Tak lama berselang, sekitar pukul 14.36 WIB, dua kendaraan yang terkait dengan Karabha Digdaya mulai bergerak. Mobil pertama berisi pegawai berinisial AND bersama uang Rp850 juta. Mobil kedua membawa pegawai berinisial GUN dan Head Corporate Legal PT Karabha Digdaya, Berliana Tri Kusuma (BER).

Sementara itu, dari arah Pengadilan Negeri Depok, tim KPK juga memantau satu kendaraan yang ditumpangi Juru Sita PN Depok, Yohansyah Maruanaya (YOH). Ketiga mobil tersebut kemudian terpantau berada di satu titik yang sama, yakni di kawasan Emeralda Golf, Tapos, Depok.

“Jadi, ada tiga mobil yang kemudian dipantau oleh tim, dan ketiganya berada di lokasi yang sama,” kata Budi.

Sekitar pukul 19.00 WIB, transaksi penyerahan uang akhirnya terjadi. Pihak Karabha Digdaya menyerahkan uang tunai Rp850 juta kepada pihak PN Depok yang diwakili Yohansyah. Tak lama setelah transaksi berlangsung, tim KPK langsung bergerak untuk melakukan penindakan.

Namun, proses penangkapan sempat diwarnai kejar-kejaran. Budi menjelaskan, kendaraan yang ditumpangi Yohansyah sempat luput dari pantauan karena kondisi yang sudah gelap. Meski demikian, tim KPK berhasil mengejar dan mengamankan Yohansyah beberapa menit kemudian di sekitar kawasan Emeralda Golf.

Saat penangkapan, KPK menyita satu tas ransel berwarna hitam yang diduga berisi uang tunai sekitar Rp850 juta, yang diyakini berkaitan langsung dengan transaksi suap tersebut.

Tidak berhenti di situ, tim KPK kemudian bergerak ke PN Depok untuk mengamankan Wakil Ketua PN Depok, Bambang Setyawan (BBG). Pada pukul 19.18 WIB, tim juga mengamankan tiga pihak dari Karabha Digdaya, yakni AND, GUN, dan BER, di kantor PT KD.

Operasi berlanjut hingga malam hari. Pada pukul 20.19 WIB, KPK menangkap Direktur Utama PT Karabha Digdaya, Trisnadi Yulrisman, di Living Plaza Cinere, Depok.

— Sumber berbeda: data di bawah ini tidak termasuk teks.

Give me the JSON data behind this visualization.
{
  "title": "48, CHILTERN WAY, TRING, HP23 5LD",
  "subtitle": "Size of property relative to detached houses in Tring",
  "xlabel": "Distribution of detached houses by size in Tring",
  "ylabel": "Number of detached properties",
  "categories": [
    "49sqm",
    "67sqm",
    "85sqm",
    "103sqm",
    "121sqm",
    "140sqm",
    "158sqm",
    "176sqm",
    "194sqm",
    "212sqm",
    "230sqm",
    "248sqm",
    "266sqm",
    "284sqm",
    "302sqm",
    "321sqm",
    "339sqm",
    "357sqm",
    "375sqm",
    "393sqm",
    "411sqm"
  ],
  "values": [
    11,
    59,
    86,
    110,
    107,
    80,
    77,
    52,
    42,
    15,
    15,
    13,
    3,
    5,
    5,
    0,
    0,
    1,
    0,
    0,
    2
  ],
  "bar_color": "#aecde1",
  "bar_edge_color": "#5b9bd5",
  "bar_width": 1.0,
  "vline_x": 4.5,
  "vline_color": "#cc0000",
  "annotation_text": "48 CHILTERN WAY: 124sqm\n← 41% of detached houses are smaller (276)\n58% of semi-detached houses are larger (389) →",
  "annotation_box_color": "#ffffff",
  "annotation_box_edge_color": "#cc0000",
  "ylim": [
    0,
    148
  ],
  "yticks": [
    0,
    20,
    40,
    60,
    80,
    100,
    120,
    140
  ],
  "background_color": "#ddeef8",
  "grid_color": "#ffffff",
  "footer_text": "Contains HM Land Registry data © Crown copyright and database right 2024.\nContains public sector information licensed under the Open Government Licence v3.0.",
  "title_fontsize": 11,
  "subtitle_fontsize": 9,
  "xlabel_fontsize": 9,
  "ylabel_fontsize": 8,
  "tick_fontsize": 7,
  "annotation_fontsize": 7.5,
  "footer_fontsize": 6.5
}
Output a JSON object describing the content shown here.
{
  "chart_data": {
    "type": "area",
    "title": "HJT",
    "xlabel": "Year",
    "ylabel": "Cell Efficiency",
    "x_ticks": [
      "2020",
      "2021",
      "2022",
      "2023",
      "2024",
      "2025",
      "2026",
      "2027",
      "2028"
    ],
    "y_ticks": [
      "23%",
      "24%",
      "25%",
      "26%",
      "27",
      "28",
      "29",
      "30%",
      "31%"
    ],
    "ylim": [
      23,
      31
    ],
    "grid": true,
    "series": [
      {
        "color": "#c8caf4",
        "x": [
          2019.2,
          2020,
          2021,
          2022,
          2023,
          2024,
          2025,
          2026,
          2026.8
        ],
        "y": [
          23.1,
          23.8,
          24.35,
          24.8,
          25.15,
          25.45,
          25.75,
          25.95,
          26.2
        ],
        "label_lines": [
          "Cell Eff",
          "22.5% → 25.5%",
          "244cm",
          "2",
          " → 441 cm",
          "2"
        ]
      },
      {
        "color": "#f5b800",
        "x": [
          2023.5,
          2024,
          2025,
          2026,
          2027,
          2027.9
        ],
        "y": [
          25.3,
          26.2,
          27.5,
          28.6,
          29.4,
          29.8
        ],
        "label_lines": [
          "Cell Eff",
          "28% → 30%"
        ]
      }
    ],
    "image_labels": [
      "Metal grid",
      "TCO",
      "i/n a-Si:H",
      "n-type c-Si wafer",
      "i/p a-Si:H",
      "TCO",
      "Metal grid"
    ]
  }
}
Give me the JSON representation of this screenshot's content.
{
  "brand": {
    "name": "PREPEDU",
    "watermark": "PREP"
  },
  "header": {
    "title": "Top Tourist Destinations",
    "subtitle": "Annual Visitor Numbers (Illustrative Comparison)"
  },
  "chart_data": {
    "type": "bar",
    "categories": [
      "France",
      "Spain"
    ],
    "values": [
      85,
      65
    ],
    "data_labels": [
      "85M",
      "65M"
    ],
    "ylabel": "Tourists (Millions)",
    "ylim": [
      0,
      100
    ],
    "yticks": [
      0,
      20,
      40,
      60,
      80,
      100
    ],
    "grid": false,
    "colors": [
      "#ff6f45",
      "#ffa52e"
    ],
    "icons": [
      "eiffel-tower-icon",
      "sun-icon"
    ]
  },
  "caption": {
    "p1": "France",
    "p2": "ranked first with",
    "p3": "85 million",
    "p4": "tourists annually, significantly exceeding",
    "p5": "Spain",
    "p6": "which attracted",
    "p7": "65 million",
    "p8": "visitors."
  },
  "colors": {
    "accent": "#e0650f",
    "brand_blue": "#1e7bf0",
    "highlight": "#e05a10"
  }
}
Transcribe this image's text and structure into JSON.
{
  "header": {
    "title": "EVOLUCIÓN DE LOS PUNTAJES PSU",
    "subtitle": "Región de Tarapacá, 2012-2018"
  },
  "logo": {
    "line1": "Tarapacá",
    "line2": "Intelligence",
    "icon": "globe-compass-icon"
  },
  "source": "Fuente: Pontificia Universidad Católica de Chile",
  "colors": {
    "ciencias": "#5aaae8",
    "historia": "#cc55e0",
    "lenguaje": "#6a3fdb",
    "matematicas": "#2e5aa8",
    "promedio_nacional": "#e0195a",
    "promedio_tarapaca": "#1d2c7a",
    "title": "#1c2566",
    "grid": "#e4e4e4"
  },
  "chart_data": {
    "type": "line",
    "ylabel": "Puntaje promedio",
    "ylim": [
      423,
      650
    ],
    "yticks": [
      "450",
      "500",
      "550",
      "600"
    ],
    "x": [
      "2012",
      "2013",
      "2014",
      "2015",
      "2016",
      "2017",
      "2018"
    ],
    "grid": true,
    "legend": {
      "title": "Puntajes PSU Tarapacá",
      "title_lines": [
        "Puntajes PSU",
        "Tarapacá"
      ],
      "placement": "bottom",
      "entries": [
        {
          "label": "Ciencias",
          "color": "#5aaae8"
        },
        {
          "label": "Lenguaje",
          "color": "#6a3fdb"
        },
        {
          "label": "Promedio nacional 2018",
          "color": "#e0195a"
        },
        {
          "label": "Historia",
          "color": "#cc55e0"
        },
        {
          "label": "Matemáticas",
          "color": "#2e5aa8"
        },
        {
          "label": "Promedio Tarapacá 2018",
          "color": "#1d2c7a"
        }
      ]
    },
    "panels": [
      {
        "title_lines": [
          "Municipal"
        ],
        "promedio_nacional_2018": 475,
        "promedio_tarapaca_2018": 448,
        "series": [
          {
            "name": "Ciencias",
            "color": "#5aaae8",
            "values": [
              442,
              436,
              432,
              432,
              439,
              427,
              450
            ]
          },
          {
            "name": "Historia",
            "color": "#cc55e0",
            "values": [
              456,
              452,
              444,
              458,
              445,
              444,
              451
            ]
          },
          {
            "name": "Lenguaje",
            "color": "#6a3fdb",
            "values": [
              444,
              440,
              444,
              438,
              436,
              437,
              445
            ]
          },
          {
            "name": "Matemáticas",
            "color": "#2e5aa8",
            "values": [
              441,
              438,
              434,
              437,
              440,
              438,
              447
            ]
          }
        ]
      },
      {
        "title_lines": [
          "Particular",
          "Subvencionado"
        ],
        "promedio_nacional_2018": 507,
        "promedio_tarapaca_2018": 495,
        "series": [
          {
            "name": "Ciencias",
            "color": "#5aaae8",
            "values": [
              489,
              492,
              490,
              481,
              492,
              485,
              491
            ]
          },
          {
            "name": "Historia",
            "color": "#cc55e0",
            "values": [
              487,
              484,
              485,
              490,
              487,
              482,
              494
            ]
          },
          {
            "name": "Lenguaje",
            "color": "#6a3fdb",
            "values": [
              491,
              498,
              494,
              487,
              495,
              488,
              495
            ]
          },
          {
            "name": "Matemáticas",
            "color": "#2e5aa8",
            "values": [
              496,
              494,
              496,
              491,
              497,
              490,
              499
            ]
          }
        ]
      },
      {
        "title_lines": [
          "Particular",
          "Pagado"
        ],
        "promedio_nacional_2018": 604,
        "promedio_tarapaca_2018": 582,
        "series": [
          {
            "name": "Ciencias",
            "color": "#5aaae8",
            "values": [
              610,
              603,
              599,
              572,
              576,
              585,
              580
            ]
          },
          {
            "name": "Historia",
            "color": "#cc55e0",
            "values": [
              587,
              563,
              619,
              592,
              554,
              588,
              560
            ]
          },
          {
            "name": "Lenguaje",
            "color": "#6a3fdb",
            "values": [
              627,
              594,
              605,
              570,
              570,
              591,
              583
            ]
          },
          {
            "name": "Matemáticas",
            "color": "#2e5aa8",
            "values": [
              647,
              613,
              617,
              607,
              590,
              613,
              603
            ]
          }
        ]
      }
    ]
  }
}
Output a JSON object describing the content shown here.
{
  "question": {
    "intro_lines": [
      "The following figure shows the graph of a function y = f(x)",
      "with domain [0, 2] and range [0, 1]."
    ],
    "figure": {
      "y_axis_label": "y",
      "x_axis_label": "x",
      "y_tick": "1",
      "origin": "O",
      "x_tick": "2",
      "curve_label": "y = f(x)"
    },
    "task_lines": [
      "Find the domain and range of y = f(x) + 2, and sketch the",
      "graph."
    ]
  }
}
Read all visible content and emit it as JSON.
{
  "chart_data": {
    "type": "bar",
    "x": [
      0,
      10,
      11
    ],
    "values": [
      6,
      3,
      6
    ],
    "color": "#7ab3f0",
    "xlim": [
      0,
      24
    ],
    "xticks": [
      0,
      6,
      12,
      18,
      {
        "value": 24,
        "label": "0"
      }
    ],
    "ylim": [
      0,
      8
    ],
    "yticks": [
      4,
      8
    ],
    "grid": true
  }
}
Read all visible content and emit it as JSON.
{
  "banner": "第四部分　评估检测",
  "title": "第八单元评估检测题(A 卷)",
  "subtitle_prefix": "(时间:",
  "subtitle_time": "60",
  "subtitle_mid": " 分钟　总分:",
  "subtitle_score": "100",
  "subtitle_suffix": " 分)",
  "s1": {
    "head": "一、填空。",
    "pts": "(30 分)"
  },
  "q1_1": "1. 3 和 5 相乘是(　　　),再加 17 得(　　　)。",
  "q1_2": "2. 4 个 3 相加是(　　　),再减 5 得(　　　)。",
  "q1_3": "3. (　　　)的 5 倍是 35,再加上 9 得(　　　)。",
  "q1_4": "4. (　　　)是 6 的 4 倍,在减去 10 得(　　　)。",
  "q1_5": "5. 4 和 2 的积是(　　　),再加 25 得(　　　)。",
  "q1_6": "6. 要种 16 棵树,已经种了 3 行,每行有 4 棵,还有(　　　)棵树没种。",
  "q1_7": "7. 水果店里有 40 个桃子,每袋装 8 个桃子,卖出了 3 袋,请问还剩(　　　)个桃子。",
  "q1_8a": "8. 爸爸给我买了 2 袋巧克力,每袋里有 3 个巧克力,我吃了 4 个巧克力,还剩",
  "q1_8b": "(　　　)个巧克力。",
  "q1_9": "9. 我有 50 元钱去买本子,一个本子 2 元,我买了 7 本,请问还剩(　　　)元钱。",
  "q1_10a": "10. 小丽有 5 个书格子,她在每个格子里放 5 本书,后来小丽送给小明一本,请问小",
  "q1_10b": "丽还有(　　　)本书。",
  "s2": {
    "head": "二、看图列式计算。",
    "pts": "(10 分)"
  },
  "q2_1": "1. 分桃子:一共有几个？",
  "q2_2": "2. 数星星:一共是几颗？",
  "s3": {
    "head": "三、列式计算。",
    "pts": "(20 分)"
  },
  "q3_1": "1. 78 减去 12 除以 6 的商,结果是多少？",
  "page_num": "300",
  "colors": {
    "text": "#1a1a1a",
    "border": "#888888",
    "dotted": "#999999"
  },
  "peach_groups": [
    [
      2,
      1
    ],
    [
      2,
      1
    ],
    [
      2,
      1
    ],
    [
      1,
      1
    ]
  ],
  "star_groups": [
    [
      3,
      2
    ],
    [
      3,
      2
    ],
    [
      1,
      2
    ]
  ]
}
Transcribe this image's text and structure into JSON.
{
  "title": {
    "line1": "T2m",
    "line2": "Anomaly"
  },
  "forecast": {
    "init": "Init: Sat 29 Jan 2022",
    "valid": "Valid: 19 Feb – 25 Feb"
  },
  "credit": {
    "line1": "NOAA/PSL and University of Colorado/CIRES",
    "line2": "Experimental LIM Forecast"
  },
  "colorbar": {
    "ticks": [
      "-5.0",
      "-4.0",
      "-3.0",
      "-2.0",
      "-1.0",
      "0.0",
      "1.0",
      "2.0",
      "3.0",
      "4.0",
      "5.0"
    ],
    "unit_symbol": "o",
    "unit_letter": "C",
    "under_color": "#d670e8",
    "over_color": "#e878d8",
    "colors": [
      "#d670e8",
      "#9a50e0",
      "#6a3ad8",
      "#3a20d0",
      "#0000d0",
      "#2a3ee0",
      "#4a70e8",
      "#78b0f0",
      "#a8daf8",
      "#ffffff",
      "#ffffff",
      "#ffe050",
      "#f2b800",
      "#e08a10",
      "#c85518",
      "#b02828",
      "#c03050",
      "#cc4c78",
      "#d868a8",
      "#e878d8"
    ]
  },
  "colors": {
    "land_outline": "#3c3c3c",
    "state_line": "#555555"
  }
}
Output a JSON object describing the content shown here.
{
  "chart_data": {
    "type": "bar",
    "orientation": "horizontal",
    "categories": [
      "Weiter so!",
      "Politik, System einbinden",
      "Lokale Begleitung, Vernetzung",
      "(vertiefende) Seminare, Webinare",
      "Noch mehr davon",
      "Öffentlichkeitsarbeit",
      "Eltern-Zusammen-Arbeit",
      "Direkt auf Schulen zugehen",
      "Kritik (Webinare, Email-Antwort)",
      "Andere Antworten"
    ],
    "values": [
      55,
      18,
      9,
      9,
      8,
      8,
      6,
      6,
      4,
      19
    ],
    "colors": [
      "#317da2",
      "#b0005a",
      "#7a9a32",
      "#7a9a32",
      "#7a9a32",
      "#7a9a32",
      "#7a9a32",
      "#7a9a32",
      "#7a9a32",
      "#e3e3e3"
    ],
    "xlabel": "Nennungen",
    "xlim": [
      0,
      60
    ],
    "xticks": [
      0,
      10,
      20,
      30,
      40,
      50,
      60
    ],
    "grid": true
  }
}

Terakhir, tim mengamankan Ketua PN Depok, I Wayan Eka Mariarta (EKA), di rumah dinasnya.

Sebelumnya, KPK telah mengumumkan bahwa OTT ini terkait dugaan korupsi dalam pengurusan perkara sengketa lahan di lingkungan PN Depok. Dalam operasi tersebut, total tujuh orang diamankan, terdiri atas unsur pengadilan dan pihak swasta dari Karabha Digdaya yang merupakan anak usaha Kementerian Keuangan.

Dari tujuh orang yang diamankan, KPK kemudian menetapkan lima orang sebagai tersangka. Mereka adalah:

  • Ketua PN Depok I Wayan Eka Mariarta (EKA)

  • Wakil Ketua PN Depok Bambang Setyawan (BBG)

  • Juru Sita PN Depok Yohansyah Maruanaya (YOH)

  • Direktur Utama PT Karabha Digdaya Trisnadi Yulrisman (TRI)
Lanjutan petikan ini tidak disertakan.